L'Istituto era nato nel dicembre 1984 e non erano note consulenze
scientifiche. Il siero è ignorato per 10 anni. Nel 1995 torna
Leonardo: hanno brevettato l'Uk101, proteina estratta dal
fegato di capra, lo ritiene un plagio del padre e su “Panorama”
adombra la possibilità di bloccarla. La sperimentazione la boccerà.
Nel 1998 il “Corriere” scrive che Leonardo metterà in vendita il
siero, in primis a San Giovanni Rotondo, di fronte all'ospedale
voluto da Padre Pio. Nel 2007 su il Giornale ricompare Zora, che
spiega che Bonifacio ha ripreso un prodotto ottenuto dalle feci delle
capre della scuola medica salernitana, il belzoar, risalente all'anno
mille!
Nel 2008 un altro dei
figli, Giuseppe, annuncia al “Corriere del Mezzogiorno” di voler
tornare a produrre il siero, assicurandone la distribuzione gratuita.

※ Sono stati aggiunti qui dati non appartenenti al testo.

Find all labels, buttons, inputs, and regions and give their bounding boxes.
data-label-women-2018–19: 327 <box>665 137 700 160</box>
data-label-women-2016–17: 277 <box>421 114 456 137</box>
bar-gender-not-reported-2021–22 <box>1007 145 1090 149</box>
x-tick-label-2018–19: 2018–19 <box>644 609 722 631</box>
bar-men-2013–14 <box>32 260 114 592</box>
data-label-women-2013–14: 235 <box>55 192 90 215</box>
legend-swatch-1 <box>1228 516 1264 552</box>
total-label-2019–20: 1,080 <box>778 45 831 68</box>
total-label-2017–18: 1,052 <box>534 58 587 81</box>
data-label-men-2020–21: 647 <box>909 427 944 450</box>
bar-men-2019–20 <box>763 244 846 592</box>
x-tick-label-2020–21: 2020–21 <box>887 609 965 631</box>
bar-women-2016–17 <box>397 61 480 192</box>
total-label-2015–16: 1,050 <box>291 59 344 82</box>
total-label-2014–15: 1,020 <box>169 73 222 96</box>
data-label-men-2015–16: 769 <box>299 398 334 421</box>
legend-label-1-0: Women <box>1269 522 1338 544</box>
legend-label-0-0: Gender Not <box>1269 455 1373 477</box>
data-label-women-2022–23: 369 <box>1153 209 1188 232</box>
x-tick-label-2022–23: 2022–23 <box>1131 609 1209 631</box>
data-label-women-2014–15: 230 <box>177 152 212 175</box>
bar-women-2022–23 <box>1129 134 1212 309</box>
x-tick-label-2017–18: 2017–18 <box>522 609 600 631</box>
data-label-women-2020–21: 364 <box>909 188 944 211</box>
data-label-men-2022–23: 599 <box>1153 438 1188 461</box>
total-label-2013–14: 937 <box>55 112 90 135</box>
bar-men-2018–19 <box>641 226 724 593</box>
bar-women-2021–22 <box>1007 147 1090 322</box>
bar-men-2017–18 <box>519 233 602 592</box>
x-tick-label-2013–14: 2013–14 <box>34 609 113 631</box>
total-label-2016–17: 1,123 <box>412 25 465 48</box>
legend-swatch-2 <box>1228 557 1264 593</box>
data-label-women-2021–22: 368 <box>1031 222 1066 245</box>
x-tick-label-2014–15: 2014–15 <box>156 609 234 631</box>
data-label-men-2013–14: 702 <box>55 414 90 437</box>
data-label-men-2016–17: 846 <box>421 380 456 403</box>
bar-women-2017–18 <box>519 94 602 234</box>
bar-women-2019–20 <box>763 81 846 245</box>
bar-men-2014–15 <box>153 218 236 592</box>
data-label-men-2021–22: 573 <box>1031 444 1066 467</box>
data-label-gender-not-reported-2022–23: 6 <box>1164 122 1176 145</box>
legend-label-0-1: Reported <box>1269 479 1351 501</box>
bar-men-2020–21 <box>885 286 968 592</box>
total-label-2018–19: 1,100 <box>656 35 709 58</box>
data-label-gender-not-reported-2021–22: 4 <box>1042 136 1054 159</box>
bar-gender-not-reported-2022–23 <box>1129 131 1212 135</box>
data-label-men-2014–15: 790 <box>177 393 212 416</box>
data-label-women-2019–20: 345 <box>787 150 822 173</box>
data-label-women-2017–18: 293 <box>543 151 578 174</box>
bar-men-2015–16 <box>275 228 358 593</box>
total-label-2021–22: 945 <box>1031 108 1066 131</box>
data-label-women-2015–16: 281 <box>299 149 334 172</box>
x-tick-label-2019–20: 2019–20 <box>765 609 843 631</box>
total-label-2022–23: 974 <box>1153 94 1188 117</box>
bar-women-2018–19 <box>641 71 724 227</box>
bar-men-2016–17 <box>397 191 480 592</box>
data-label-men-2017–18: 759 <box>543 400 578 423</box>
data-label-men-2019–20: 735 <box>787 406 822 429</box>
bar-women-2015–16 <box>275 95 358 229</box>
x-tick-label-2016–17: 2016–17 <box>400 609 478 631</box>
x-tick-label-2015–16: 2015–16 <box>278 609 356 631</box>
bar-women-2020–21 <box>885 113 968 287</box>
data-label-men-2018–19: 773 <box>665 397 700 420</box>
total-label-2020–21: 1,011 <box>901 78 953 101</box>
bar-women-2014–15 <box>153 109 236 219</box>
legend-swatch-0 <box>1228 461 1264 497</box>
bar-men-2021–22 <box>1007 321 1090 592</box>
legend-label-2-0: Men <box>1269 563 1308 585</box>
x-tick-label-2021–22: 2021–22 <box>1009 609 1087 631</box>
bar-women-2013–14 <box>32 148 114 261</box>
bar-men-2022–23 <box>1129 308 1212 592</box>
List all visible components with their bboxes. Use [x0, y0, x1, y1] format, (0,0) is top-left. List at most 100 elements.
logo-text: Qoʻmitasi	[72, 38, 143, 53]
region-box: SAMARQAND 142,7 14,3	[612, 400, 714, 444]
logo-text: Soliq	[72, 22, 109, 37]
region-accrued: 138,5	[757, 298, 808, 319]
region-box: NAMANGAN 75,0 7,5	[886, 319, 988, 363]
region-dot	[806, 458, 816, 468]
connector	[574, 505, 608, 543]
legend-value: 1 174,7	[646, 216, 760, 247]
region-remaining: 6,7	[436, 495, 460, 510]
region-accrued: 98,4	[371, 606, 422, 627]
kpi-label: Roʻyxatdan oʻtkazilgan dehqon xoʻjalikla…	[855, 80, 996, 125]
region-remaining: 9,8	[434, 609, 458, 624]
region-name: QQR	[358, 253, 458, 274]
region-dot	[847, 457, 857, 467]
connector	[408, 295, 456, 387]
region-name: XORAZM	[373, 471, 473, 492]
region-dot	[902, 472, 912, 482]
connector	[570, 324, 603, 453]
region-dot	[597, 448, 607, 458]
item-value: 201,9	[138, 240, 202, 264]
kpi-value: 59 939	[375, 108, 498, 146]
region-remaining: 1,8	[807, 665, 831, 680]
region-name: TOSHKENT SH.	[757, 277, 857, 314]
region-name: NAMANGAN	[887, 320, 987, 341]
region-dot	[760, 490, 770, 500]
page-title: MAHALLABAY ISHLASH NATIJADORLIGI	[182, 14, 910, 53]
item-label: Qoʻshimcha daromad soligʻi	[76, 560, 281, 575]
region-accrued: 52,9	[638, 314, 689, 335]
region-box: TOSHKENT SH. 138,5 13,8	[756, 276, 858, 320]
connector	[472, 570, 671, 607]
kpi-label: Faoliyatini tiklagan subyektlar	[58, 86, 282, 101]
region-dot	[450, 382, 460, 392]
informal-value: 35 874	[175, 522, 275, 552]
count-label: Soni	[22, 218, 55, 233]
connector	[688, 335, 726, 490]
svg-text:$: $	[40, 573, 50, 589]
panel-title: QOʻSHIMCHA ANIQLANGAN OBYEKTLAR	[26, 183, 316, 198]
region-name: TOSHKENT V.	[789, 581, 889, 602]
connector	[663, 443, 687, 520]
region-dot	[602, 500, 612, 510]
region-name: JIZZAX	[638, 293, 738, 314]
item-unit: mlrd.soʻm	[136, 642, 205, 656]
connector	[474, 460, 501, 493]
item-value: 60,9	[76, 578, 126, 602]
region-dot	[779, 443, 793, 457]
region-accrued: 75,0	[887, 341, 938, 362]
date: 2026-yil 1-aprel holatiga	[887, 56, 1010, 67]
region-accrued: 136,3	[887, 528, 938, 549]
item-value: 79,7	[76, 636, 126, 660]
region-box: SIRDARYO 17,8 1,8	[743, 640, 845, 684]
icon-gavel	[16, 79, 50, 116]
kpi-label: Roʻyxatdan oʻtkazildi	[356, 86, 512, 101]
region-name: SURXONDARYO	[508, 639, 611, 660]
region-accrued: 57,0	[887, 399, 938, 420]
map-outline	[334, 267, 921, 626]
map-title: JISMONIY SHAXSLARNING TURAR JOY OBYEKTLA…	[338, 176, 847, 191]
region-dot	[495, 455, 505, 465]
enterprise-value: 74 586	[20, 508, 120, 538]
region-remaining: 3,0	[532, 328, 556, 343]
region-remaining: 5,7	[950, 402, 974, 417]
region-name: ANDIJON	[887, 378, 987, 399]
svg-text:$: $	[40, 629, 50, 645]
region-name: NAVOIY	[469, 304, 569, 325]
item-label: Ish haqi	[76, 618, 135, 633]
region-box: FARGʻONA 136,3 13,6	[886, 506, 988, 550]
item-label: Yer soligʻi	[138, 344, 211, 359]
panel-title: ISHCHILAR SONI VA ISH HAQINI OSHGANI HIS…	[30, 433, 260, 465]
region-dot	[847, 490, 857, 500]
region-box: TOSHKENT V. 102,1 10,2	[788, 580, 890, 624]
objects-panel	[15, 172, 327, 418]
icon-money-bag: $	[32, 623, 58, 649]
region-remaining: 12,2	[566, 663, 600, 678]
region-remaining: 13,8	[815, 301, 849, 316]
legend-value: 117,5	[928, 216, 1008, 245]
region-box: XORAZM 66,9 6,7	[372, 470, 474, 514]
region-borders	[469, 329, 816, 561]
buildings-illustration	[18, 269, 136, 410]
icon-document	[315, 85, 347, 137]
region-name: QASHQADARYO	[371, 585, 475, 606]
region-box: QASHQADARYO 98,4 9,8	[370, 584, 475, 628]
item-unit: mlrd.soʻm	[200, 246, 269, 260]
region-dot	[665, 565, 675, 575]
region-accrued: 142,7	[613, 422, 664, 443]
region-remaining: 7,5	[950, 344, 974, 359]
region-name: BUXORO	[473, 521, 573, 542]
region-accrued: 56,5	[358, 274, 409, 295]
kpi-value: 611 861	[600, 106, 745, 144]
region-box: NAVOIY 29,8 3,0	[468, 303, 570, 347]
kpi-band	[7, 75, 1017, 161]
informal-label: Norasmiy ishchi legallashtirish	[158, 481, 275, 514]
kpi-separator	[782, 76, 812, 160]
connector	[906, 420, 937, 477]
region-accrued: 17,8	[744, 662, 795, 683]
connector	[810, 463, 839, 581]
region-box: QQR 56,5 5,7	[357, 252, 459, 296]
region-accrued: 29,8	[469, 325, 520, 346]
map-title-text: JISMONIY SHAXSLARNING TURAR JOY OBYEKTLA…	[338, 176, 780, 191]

Poi della famiglia non si hanno più notizie, ma nell'agosto 2010 il
“Corriere Fiorentino” e “Repubblica” danno notizia del
processo a danno di due medici, padre e figlio, che rimuovevano le
etichette dalle fiale di cortisone per venderlo come Siero di
Bonifacio. A 60 anni dalla bizzarra genesi di questa storia due
medici lucrano sulla salute di 15 malati. Liborio Bonifacio, i suoi
capelli pettinati all'indietro con la brillantina e le capre sono
foto in bianco e nero nelle storie impossibili, mentre. spalleggiato
da settimanali e dai servizi delle Iene, Vannoni calca la scena con
Stamina. Il primo annuncio è del 2007 e riguarda sperimentazioni tra
Torino, San Marino e l'Ucraina, due Stati che non applicano le
direttivo europee sulle sperimentazioni. Il remake potrebbe
cominciare così, il copione è già scritto.